Bulimia is a complex mental illness, but with the right treatment, recovery is possible. It can be incredibly daunting to recognise that you have a problem, but recognition is the first step towards a positive change.
Bulimia is an eating disorder where people tend to eat large quantities of food – called bingeing – and then purge the food or calories from their system either through vomiting, laxatives or exercise. However, despite how it may seem, bulimia – like other eating disorders – is not just about the food. Rather, there are often complex emotional underlying causes that prompt an individual to look outside of themselves to cope.
People with bulimia can be extremely high-functioning individuals, and many maintain a “normal” weight, concealing their symptoms so much so that the eating disorder goes undetected.
For many, eating can become a means of emotional release and the act of bingeing can provide relief in times of stress; but the subsequent purging, which satisfies their overwhelming urge to remove the calories, often leaves an individual feeling guilty and ashamed.
Bulimia is often characterised by denial and resistance, so when a person comes to treatment, we have to recognise that they have already taken very important steps in their recovery. If you’re reading this and living with bulimia, here are four things we want you to remember when those days in recovery feel tough…
1) You are courageous and strong
It takes an incredible amount of courage and strength to be in recovery from bulimia. To recognise that you have a problem and to admit that you need support – that is huge.
That said, it can be incredibly conflicting to reach out for support. Your motivation to get better may fluctuate day-to-day, and there may be parts of you that are fearful of life without the eating disorder, or scared of what will happen in symptoms are challenged.
Take a moment to recognise the tough terrain you’re on. It’s not easy living with nor recovering from an eating disorder. Being in this situation is such a testament to your strength and resilience (even if that’s the complete opposite to how you feel).
2) You deserve better and more
It can be hard to believe that recovery is possible – especially at first. What does recovery even mean? What will it ‘look’ like for me? There are so many unknowns and uncertainties as we start out.
However, it’s a compassionate act to recognise that there might be a better option out there for you. Take it step by step, at a slow pace, and simply show up for yourself every day.
You don’t need to do the whole journey at once, just tiny steps.
3) You are not a “failure” if recovery hasn’t been smooth sailing so far
An eating disorder like bulimia impacts so many areas of our lives that it takes time to untangle it all. That is ok. You are human after all and may need to take things at your own pace.
You may find that the eating disorder gets very ‘loud’ when you hit a stumbling block. Don’t let it use it as an opportunity to beat you down. Every set back – even the big ones – is an opportunity to learn more about yourself and your needs.
A kind, recovery-focused act is recognising that we all have tough days, and days when we want to give up. But you’ve made it through every one of them so far.
4) Nor are you a “failure” for having an eating disorder in the first place
It is likely that your eating disorder developed in response to significant challenge and often serves to protect you in some way and keep you going.
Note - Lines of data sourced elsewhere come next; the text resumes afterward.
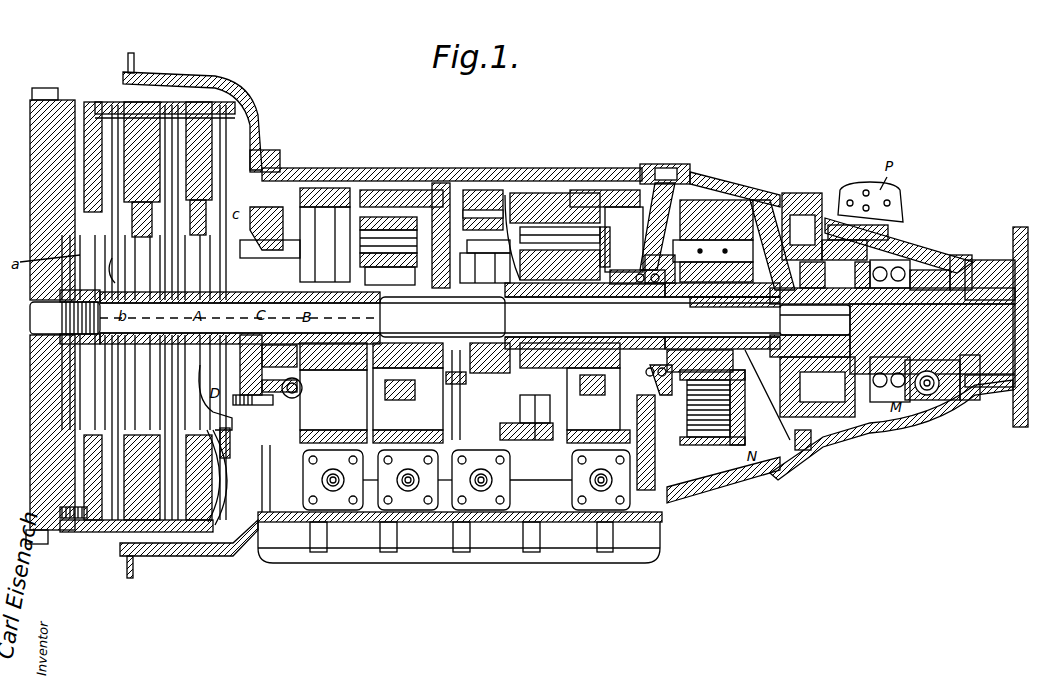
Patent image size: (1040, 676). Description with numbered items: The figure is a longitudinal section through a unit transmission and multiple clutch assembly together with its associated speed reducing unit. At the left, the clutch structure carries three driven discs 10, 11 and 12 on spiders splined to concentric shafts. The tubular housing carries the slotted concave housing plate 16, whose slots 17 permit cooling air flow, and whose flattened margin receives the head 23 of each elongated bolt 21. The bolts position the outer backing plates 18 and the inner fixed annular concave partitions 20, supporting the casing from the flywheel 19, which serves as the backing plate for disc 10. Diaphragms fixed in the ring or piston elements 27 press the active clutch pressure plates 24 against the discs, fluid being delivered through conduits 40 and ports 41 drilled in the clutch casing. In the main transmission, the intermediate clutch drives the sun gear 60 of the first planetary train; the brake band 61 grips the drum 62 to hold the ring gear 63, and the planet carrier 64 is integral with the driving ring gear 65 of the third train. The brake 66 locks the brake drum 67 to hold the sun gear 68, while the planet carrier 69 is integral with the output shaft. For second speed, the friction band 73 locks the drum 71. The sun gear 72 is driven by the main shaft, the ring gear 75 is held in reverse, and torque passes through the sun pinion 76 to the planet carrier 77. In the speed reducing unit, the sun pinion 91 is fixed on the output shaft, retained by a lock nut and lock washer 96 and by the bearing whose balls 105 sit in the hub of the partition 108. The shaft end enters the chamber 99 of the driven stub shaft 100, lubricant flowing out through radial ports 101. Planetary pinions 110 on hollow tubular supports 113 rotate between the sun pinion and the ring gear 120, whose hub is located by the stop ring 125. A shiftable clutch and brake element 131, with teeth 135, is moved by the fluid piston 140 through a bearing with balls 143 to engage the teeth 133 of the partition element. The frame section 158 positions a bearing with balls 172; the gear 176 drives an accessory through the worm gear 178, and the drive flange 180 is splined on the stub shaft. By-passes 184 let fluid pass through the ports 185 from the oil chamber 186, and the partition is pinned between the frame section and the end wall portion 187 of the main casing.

The driven disc 10 is at (75, 152).
The driven disc 11 is at (130, 130).
The driven disc 12 is at (233, 95).
The slotted concave housing plate 16 is at (213, 412).
The slots 17 is at (222, 473).
The outer backing plates 18 is at (121, 100).
The flywheel 19 is at (43, 176).
The inner fixed annular concave partitions 20 is at (88, 135).
The elongated bolts 21 is at (212, 545).
The head 23 is at (233, 547).
The active clutch pressure plates 24 is at (147, 138).
The ring or piston elements 27 is at (220, 437).
The conduits 40 is at (240, 157).
The ports 41 is at (183, 116).
The sun gear 60 is at (405, 316).
The brake band 61 is at (338, 188).
The drum 62 is at (303, 210).
The ring gear 63 is at (373, 210).
The planet carrier 64 is at (388, 404).
The driving ring gear 65 is at (532, 207).
The brake 66 is at (587, 195).
The brake drum 67 is at (624, 239).
The sun gear 68 is at (572, 270).
The planet carrier 69 is at (560, 408).
The drum 71 is at (433, 183).
The sun gear 72 is at (550, 273).
The friction band 73 is at (397, 187).
The ring gear 75 is at (490, 188).
The sun pinion 76 is at (457, 402).
The planet carrier 77 is at (533, 457).
The sun pinion 91 is at (713, 358).
The lock washer 96 is at (735, 320).
The chamber 99 is at (892, 331).
The driven stub shaft 100 is at (978, 373).
The radial ports 101 is at (810, 336).
The balls 105 is at (617, 267).
The partition 108 is at (687, 175).
The planetary pinions 110 is at (730, 213).
The hollow tubular supports 113 is at (677, 257).
The ring gear 120 is at (713, 443).
The stop ring 125 is at (823, 284).
The clutch and brake element 131 is at (869, 285).
The teeth 133 is at (790, 220).
The teeth 135 is at (825, 222).
The fluid piston 140 is at (903, 227).
The balls 143 is at (870, 202).
The frame section 158 is at (907, 247).
The balls 172 is at (927, 270).
The gear 176 is at (953, 257).
The worm gear 178 is at (947, 408).
The drive flange 180 is at (1015, 267).
The by-passes 184 is at (807, 443).
The ports 185 is at (870, 420).
The oil chamber 186 is at (908, 405).
The end wall portion 187 is at (783, 195).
They ‘help’ us to block out or regulate in the midst of overwhelming emotions.
At Orri, we treat individuals suffering with eating disorders and co-occurring conditions, such as anxiety and depression, so they can reconnect with the joys of day-to-day life.
As much as you may want to give up for the day and “start again tomorrow” if something doesn’t go as planned, try not to. Your next meal or snack is a new opportunity to work towards recovery.
A last message:
It takes a lot of courage to admit that something isn’t quite right, particularly if it’s something you’ve held onto for a while. Be proud of that courage, and hold fast to the knowledge that you deserve better than bulimia.